Creamy, crunchy, cheesy rice balls, arancini are the ultimate Italian street food that will be one of the first appetisers to disappear at any gathering.
This fancy-sounding dish gets its name from the Sicilian word for “oranges”, but instead of zest or juice, these little golden spheres are stuffed with perfectly cooked rice and melted cheese, coated with breadcrumbs and then deep fried.
They are the best snack, meal idea, or buffet addition and are so satisfying to eat. Biting into them is a dreamy combo of a crispy outside shell and a soft rice inside, plus that melting centre of mozzarella cheese really is the cherry on top.
Arancini balls with fun flavoured custard
Yield: 20 portions
1 cup arborio rice
1 litre Parmalat full cream milk
350g castor sugar
1 cinnamon quill
1 tsp vanilla essence
2 eggs, separated, plus 2 whole eggs
1 tbs corn flour
300ml plus 250ml (for the filling) Parmalat custard
2 tbs gelatine powder
½ cup plain flour
1 cup breadcrumbs
Sunflower oil, to deep-fry
2 tsp ground cinnamon
Place rice, milk, ¾ cup sugar, and 1 teaspoon salt in a saucepan over medium heat. Bring to boil, then reduce heat to low.
Add the cinnamon quill and half the vanilla essence. Cover and cook, stirring occasionally, for 15 minutes, then remove the lid and simmer, stirring, for 20–30 minutes until rice is al dente.
Whisk yolks, and corn flour in a heatproof bowl until pale. Place 300ml Parmalat custard and remaining vanilla essence in a pan over medium heat. Bring to just below boiling point, then pour into egg mixture, whisking constantly.
Return to the pan and stir for 10 minutes or until thickened. Stir into arborio rice. Allow to sit for 5 minutes.
Take 1 cup of Parmalat custard and put it in a pot, add dissolved gelatine (dissolve in 2 tablespoons cold water), add whatever flavour you like (vanilla, mint, rose, orange, anything) then pour the remaining custard on a tray to chill in the freezer.
Spread custard rice over a tray and chill in the freezer.
Place 1 heaped tablespoon of rice mixture in your hand and scoop 1 teaspoon of custard into the centre, then enclose with rice mixture to form a ball with custard in the centre.
Set aside, then repeat to make 20 arancini.
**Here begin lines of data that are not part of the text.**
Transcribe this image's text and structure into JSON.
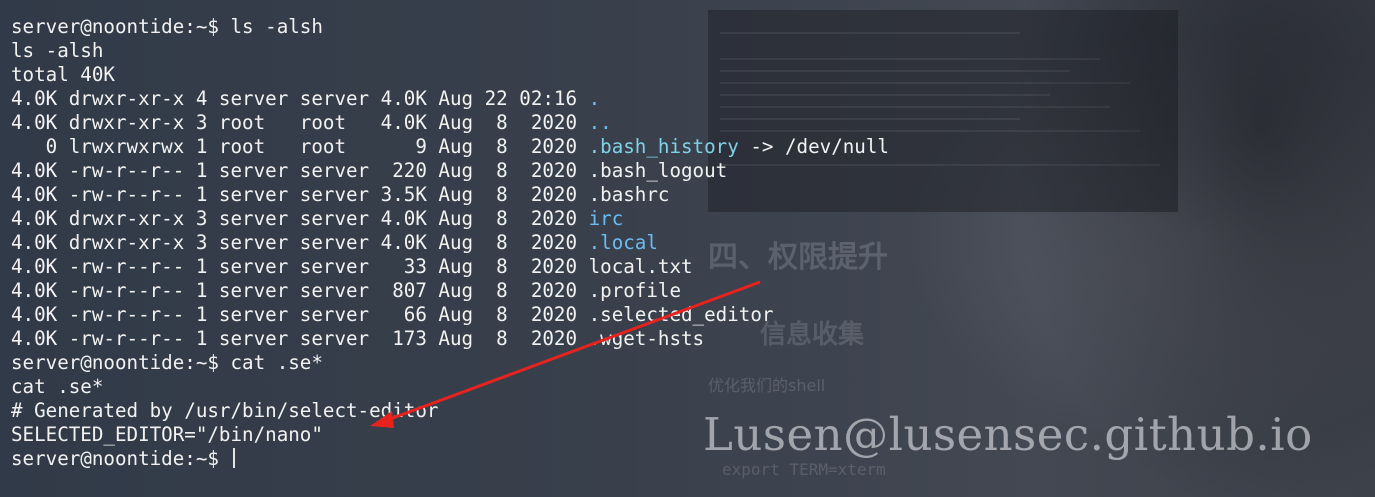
{
  "terminal": {
    "lines": [
      {
        "segments": [
          {
            "text": "server@noontide:~$ ls -alsh",
            "kind": "plain"
          }
        ]
      },
      {
        "segments": [
          {
            "text": "ls -alsh",
            "kind": "plain"
          }
        ]
      },
      {
        "segments": [
          {
            "text": "total 40K",
            "kind": "plain"
          }
        ]
      },
      {
        "segments": [
          {
            "text": "4.0K drwxr-xr-x 4 server server 4.0K Aug 22 02:16 ",
            "kind": "plain"
          },
          {
            "text": ".",
            "kind": "dir"
          }
        ]
      },
      {
        "segments": [
          {
            "text": "4.0K drwxr-xr-x 3 root   root   4.0K Aug  8  2020 ",
            "kind": "plain"
          },
          {
            "text": "..",
            "kind": "dir"
          }
        ]
      },
      {
        "segments": [
          {
            "text": "   0 lrwxrwxrwx 1 root   root      9 Aug  8  2020 ",
            "kind": "plain"
          },
          {
            "text": ".bash_history",
            "kind": "link"
          },
          {
            "text": " -> /dev/null",
            "kind": "plain"
          }
        ]
      },
      {
        "segments": [
          {
            "text": "4.0K -rw-r--r-- 1 server server  220 Aug  8  2020 .bash_logout",
            "kind": "plain"
          }
        ]
      },
      {
        "segments": [
          {
            "text": "4.0K -rw-r--r-- 1 server server 3.5K Aug  8  2020 .bashrc",
            "kind": "plain"
          }
        ]
      },
      {
        "segments": [
          {
            "text": "4.0K drwxr-xr-x 3 server server 4.0K Aug  8  2020 ",
            "kind": "plain"
          },
          {
            "text": "irc",
            "kind": "dir"
          }
        ]
      },
      {
        "segments": [
          {
            "text": "4.0K drwxr-xr-x 3 server server 4.0K Aug  8  2020 ",
            "kind": "plain"
          },
          {
            "text": ".local",
            "kind": "dir"
          }
        ]
      },
      {
        "segments": [
          {
            "text": "4.0K -rw-r--r-- 1 server server   33 Aug  8  2020 local.txt",
            "kind": "plain"
          }
        ]
      },
      {
        "segments": [
          {
            "text": "4.0K -rw-r--r-- 1 server server  807 Aug  8  2020 .profile",
            "kind": "plain"
          }
        ]
      },
      {
        "segments": [
          {
            "text": "4.0K -rw-r--r-- 1 server server   66 Aug  8  2020 .selected_editor",
            "kind": "plain"
          }
        ]
      },
      {
        "segments": [
          {
            "text": "4.0K -rw-r--r-- 1 server server  173 Aug  8  2020 .wget-hsts",
            "kind": "plain"
          }
        ]
      },
      {
        "segments": [
          {
            "text": "server@noontide:~$ cat .se*",
            "kind": "plain"
          }
        ]
      },
      {
        "segments": [
          {
            "text": "cat .se*",
            "kind": "plain"
          }
        ]
      },
      {
        "segments": [
          {
            "text": "# Generated by /usr/bin/select-editor",
            "kind": "plain"
          }
        ]
      },
      {
        "segments": [
          {
            "text": "SELECTED_EDITOR=\"/bin/nano\"",
            "kind": "plain"
          }
        ]
      },
      {
        "segments": [
          {
            "text": "server@noontide:~$ ",
            "kind": "plain"
          }
        ],
        "cursor": true
      }
    ]
  },
  "background": {
    "heading": "四、权限提升",
    "subheading": "信息收集",
    "small_text": "优化我们的shell",
    "code_text": "export TERM=xterm"
  },
  "watermark": "Lusen@lusensec.github.io",
  "colors": {
    "directory": "#6bbcf2",
    "symlink": "#7fd3e8",
    "text": "#f2f2f2",
    "annotation_arrow": "#e8231e"
  },
  "annotation": {
    "type": "arrow",
    "points_to": "SELECTED_EDITOR line"
  }
}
Roll, roll, roll your balls! Chill for 15 minutes in the freezer to firm up. Place flour and breadcrumbs in separate bowls.
Whisk the remaining 2 egg whites and 2 eggs in a third bowl.
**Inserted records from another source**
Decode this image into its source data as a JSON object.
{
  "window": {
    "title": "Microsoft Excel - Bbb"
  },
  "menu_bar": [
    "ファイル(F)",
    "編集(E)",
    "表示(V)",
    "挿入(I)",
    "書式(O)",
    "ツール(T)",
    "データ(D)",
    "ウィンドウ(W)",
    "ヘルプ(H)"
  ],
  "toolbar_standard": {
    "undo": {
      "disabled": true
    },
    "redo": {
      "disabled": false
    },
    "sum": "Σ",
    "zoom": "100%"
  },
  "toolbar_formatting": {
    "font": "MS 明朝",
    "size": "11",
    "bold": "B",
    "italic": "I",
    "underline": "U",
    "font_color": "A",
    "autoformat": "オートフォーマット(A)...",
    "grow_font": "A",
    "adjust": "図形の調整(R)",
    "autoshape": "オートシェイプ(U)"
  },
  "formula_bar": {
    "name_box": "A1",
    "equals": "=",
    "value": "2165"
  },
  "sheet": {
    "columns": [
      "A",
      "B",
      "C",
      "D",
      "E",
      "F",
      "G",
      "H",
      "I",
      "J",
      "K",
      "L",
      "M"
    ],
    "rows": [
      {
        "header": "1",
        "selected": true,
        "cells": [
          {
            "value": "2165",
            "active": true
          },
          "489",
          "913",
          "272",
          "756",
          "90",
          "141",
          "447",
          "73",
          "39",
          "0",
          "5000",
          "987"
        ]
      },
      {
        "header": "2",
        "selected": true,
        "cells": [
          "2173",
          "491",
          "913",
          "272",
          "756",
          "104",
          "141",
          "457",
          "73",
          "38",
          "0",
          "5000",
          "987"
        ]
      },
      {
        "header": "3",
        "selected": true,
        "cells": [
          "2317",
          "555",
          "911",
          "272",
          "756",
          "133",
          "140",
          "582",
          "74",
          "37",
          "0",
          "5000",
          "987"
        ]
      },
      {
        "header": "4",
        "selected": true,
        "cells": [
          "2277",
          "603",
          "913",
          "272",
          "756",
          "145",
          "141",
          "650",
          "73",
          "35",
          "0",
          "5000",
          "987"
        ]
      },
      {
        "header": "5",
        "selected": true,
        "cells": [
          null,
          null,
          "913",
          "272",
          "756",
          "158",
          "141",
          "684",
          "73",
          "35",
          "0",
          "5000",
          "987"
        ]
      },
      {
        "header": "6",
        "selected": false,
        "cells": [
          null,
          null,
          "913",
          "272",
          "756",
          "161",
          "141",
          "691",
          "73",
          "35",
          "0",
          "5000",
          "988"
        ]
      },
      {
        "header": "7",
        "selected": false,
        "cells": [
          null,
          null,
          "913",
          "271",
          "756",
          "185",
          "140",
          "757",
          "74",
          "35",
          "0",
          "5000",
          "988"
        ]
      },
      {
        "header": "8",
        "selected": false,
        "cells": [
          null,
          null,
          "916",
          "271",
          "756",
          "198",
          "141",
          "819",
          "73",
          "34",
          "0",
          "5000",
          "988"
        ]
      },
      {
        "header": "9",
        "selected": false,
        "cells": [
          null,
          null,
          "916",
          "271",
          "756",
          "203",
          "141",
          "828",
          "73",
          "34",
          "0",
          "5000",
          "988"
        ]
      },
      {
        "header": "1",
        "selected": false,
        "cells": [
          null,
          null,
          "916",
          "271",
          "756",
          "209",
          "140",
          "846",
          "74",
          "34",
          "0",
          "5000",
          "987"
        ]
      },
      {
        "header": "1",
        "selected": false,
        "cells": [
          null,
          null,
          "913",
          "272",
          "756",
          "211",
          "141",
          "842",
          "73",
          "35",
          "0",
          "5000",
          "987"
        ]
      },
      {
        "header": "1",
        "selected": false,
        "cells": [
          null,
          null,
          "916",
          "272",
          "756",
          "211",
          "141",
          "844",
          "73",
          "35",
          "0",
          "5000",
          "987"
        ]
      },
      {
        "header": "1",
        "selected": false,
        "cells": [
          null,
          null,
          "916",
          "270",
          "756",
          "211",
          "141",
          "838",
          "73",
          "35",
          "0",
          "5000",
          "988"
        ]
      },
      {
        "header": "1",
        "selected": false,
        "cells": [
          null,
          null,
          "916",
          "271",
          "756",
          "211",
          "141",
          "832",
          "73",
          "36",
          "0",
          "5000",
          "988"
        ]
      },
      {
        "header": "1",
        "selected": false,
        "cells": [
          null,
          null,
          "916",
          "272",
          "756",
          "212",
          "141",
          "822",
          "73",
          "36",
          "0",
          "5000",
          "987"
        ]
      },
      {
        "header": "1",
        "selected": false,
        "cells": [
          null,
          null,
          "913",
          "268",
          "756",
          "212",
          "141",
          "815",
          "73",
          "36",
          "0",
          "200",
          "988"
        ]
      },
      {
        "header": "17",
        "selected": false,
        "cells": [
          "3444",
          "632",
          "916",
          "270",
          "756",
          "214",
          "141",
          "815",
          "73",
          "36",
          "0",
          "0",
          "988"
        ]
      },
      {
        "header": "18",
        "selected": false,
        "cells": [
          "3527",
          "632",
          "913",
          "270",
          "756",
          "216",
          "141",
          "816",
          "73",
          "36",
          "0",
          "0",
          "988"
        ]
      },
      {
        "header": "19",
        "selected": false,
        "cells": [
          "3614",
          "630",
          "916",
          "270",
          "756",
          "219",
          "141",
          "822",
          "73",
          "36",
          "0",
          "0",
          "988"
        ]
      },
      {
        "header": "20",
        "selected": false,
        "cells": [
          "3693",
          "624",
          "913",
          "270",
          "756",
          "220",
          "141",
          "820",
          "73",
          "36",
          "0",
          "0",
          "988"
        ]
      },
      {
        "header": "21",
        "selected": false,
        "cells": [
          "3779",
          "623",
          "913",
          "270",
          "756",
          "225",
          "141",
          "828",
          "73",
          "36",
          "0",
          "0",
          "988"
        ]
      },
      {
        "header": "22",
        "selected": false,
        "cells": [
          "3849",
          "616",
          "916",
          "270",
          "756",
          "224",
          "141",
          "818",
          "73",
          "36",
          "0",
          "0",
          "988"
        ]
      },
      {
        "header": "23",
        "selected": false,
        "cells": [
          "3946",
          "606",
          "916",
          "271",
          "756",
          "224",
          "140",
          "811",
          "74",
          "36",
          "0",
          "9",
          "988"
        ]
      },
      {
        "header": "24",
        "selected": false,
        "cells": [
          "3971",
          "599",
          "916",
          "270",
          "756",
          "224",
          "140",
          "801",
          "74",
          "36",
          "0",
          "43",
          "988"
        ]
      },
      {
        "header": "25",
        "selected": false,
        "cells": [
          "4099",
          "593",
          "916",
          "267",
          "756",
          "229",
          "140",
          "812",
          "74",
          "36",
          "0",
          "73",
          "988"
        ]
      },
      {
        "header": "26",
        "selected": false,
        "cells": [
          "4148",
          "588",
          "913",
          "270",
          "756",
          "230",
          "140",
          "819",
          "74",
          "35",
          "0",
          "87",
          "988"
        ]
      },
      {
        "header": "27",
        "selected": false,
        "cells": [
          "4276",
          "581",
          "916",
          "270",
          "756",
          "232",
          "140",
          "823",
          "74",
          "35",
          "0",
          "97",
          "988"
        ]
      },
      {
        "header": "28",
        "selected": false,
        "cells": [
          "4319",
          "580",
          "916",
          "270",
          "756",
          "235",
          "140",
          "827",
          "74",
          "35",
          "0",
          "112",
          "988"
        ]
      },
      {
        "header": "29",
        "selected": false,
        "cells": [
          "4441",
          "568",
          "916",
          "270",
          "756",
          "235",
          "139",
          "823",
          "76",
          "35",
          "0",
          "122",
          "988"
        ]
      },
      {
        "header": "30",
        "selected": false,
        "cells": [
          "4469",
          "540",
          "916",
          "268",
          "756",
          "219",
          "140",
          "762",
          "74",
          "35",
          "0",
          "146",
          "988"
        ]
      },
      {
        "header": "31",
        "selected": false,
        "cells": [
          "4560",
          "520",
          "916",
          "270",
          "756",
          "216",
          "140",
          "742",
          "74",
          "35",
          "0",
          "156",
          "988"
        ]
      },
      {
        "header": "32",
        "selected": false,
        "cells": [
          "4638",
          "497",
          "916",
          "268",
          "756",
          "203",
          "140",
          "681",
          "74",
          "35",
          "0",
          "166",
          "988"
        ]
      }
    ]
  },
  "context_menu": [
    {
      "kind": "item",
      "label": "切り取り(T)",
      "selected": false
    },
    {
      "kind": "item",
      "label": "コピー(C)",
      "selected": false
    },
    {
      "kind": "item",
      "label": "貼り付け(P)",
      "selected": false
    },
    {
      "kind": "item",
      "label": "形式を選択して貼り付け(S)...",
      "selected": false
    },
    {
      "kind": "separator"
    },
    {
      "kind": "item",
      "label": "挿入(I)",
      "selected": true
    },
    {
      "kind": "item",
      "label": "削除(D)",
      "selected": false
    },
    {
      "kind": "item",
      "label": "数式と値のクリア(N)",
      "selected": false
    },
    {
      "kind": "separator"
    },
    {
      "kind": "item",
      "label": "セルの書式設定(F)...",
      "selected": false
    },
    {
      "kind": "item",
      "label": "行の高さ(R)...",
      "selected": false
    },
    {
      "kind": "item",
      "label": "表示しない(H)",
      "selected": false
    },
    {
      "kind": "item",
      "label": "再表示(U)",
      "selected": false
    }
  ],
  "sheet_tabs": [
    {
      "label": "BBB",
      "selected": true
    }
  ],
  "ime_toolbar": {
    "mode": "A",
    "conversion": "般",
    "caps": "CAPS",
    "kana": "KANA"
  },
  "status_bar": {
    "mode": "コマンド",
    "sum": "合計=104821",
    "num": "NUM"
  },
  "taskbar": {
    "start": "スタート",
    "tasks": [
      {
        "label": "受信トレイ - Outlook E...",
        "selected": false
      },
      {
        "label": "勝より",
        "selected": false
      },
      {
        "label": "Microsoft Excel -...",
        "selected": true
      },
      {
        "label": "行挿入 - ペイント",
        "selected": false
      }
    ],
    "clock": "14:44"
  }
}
Dust each arancini in flour, then dip in egg and roll in crumbs. Repeat the egg and crumb layers once more. Chill for 15 minutes to firm up.
Fill the deep fryer with oil and heat to 170ºC. Combine ground cinnamon and remaining ½ cup sugar in a bowl. In batches, fry arancini for 2–3 minutes until golden. Roll in cinnamon sugar to coat – serve warm and delicious.